Now that’s a scary thought. Because Johar’s film didn’t belong to the horror genre. Phoonk 2 does. And it is definitely NOT the scariest film we’ve seen. Varma’s terror theme has clearly run its course. What we see here are the remnants of another Friday. And definitely not Friday The 13th.

Perched somewhere between crowing (ahem ahem) about the supernatural and crying over the nerve-wracking disruption of domestic harmony by a ghost which just won’t go away, Phoonk 2 is like that promised rollercoaster ride which gets aborted in the first lap because of a short circuit.

It’s not really Varma or his director Milind Gadkar’s fault. It’s the nature of the material. Ram Gopal Varma’s love for horror has never extended beyond the there’s-something-under-the-bed kind of unwarranted foreboding that we all feel in a new environment. In a majority of his horror films a family moves into a new haunted home and experiences the eerie.

Ironically, Varma’s best effort in the horror genre was Kaun where the victim of terror (Urmila Matondkar) was stalked by unseen forces in her own familiar home. The terror, it turned out was not under the bed, but in the mentally disturbed girl’s head.

There wasn’t much terror let alone horror in Phoonk. Under the bed, or in the head. In Phoonk 2 the characters’ screeching plea to have us believe they are under immediate peril is sadly not communicated to the viewers. We remain tragically detached from the trauma of Kannada star Sudeep’s family.

Haven’t we seen it all? By now the trademark Varma camera movements, here manoeuvred with emphatic energy by cinematographer Charles Meher, and the intricate cluttured but effective sound design (Jayesh Dhakkan and Jayant Vajpayee) do nothing to suck us into the plot.

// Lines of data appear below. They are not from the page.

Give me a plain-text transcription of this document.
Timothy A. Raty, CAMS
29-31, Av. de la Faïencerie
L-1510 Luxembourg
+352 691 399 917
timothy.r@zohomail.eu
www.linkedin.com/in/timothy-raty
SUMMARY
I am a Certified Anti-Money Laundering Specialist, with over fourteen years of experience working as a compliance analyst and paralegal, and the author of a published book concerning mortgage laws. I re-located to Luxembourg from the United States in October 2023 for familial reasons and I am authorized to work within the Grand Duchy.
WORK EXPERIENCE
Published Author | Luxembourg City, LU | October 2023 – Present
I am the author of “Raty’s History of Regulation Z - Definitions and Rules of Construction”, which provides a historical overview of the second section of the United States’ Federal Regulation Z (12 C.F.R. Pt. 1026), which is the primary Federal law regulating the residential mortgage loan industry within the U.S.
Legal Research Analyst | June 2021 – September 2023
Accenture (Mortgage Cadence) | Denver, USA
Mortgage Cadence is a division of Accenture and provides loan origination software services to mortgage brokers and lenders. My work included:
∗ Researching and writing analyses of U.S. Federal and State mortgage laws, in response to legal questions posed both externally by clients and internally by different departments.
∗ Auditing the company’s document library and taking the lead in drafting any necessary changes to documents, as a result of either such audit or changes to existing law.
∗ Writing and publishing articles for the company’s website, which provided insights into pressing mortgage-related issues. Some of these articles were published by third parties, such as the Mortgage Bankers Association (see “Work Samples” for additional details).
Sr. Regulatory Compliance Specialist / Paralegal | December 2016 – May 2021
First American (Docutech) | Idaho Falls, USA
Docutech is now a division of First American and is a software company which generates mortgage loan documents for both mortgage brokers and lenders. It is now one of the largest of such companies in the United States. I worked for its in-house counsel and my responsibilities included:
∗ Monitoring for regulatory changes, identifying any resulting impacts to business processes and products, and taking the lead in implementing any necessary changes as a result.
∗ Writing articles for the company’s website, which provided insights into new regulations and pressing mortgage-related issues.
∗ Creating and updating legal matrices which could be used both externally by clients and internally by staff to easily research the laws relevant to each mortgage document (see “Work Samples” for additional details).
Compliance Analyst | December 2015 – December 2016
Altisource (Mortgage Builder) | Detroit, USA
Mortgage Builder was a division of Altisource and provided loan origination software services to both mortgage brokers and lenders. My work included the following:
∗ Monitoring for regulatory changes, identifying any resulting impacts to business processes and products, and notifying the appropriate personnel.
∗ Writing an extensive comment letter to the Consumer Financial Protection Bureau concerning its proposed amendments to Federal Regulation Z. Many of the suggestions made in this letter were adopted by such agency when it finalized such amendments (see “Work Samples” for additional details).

The technique remains unfastened to the characters. Their desperate attempts to get away from the supernatural remain desperately detached from the audience. At the end of the 2-hours into the zone of error-terror we are left wondering why Varma threw open a contest inviting any viewer to undergo an ECG to check his heartbeats.

It is this film that needs a respiratory system. Varma’s last horror outing Agyaat with its spooky ominous wide-open jungles was far more gripping. In Phoonk 2 you wonder what the fuss is about. These people have nothing to fear except fear itself.

And yes, Ramu was right. The crow does come up with the best performance. And that’s nothing to crow about.